I met with the first of the replacement window guys. (As opposed to the repair/refurbish window guys I met with several weeks ago.) The refurbish bids came in higher than I had hoped. Every window in the house needs work. Some are worse than others, but all need re-glazing, and when I say that I'm not just talking about re-glazing the sash in the frame, rather, the material between the individual glass pieces, (diamonds) and the lead came has deteriorated to the point where the panels are no longer air or water tight. This involves first getting the window out of the oak jamb, removing the panel from the frame, pulling the entire panel apart, cleaning the glass pieces, cutting new came, fitting it back together (with the new glazing between glass and came,) and re-soldering the whole she-bang. Then stripping the frame of 85 years of paint and rust, cutting out the metal that has rusted through and welding new pieces in, painting or sealing the frame, fitting the leaded glass panel back in, re-glazing it and putting it back in the (hopefully) re-milled oak jamb. It's about a $900 process and at the end of it, we'd still have a single glazed window that needs some kind of a storm window custom fitted. Oh, and did I mention that we have 76 leaded sashes? (And 10 additional steel casement windows.)

I've submitted a request to the This Old House television program website. Gosh, I hope they find my witty inquiry worthy of investigation.

Thursday, December 14, 2006

This cOld House 8

Today I had the pleasure of meeting Dewayne, Electrical Inspector for the Neighboring City to Pleasantville, (who does the Pleasantville construction inspections.) Unfortunately, he had nothing good to say about the power in my kitchen. He had deja vu when he pulled up to the house to inspect the new panel we put in last week, and when I got to talking to him about some apparently open issues that the City of Oakwood cited us on our property transfer inspection, he started to recall the disastrous inspection he carried out here when the kitchen was redone. (And that he was never recalled to final the stuff, presumably because it was never corrected.) I am currently awaiting a copy of his laundry list.

Tim and Troy and Matt are wreaking havoc in the basement, pulling out galvanized pipe to beat the band.

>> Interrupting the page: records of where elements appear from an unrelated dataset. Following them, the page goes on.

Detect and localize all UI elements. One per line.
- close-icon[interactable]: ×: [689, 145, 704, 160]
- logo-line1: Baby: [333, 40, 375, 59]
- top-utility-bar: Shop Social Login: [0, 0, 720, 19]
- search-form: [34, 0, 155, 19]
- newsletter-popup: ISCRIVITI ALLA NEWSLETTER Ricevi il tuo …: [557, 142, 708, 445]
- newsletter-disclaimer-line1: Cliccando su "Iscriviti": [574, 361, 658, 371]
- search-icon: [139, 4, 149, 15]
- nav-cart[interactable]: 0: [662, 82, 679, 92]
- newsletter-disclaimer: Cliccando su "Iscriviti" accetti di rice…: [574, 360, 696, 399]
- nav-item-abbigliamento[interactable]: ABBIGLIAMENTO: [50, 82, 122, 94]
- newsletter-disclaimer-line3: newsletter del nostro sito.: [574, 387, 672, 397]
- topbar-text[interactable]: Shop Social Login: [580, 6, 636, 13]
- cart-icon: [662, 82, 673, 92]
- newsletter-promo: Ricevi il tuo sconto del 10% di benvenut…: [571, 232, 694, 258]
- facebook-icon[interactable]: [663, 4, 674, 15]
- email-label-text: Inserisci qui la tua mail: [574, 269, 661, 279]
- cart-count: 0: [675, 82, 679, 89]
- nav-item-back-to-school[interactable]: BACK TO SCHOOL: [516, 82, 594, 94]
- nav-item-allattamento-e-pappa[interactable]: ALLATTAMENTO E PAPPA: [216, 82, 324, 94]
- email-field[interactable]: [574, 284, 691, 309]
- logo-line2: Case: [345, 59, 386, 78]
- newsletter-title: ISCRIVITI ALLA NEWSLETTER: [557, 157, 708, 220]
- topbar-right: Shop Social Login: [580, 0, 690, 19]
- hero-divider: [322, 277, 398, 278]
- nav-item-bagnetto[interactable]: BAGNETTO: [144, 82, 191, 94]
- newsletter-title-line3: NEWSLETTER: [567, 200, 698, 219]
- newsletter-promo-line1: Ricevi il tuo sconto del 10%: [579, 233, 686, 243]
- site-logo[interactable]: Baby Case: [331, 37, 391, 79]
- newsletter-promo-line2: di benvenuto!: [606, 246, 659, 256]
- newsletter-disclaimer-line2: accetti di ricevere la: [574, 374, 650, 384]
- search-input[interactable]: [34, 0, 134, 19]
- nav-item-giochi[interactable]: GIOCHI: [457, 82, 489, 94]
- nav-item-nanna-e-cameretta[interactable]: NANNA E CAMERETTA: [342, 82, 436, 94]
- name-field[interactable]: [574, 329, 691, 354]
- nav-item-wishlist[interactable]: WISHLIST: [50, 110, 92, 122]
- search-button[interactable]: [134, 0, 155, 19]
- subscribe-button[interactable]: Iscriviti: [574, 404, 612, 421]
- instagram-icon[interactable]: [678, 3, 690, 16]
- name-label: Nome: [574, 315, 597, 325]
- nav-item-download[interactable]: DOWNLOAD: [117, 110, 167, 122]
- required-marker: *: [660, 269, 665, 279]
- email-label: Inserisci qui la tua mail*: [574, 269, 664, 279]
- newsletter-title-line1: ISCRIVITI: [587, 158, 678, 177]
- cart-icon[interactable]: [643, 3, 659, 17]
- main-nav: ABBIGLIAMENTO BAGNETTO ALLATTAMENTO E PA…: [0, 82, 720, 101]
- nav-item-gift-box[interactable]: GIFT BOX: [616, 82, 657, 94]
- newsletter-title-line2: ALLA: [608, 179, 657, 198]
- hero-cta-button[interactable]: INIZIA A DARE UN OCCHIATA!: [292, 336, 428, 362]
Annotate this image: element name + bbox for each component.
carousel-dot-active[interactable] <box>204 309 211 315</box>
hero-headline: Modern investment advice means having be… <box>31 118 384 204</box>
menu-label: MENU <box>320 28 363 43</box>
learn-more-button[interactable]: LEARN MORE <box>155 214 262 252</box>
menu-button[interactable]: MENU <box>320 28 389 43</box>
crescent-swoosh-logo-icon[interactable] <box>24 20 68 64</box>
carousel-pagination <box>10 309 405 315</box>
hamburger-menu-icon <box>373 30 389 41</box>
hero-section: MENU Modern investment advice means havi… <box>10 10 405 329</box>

Tim said there was a LOT of pipe, like three times what we actually needed. This is good news since we opted to NOT install the recirculating pump on the hot water heater. So while it currently takes about 2 minutes for hot water to make it up to our bathroom, it should be cut in less than half when we replace the pipes with a more direct route.

The bid came in for the new gas service/pipes and it's a go. We'll do that as soon as we have a front wall on the new garage so we can attach the new meter.

The concrete guy happened to show up at the same time Mark came by to grind out the stumps from the trees we took down Tuesday and they had a meeting of the minds, so we are all set to start digging TOMORROW or Monday. I'm so excited! By the way, watching the 'lumberjacks' take down the trees was a thing of beauty. It was like a ballet the way the guys all knew their moves and jumped in and out to get it done smoothly and safely. And today the stump grinder kicked butt! I want to grind stumps when I grow up. Mark has one of only 2 in Ohio and 340 in the entire country, a stump grinder that just freakin' ATE the tree. It was like a 20 inch circular saw on the front that swept back and forth decimating anything in its way. The teeth on the blade were about 3 inches long! Very cool to watch.

I got the bid on restoring the windows and was NOT happy. I called Rob to get the Pella or Andersen or Marvin guy to come over and discuss replacement options. I also got an e-mail from the garage door guy and am awaiting a bid for that.

By the way, I fixed our garage door that was broken. It was a four dollar and eighty one cent personal victory after thousands and thousands of dollars of defeat this week.

This weekend I believe we get to test drive our squirrel abatement system. I hope Kitty is mean when it comes to wildlife because she has quite a lot of established residents to show who is boss. There is a rotund woodchuck that lives under the pool house, dozens of gray squirrels, (some as big as small cats,) a raccoon, and a hedgehog looking thing that wanders in the dark. Go Kitty Go!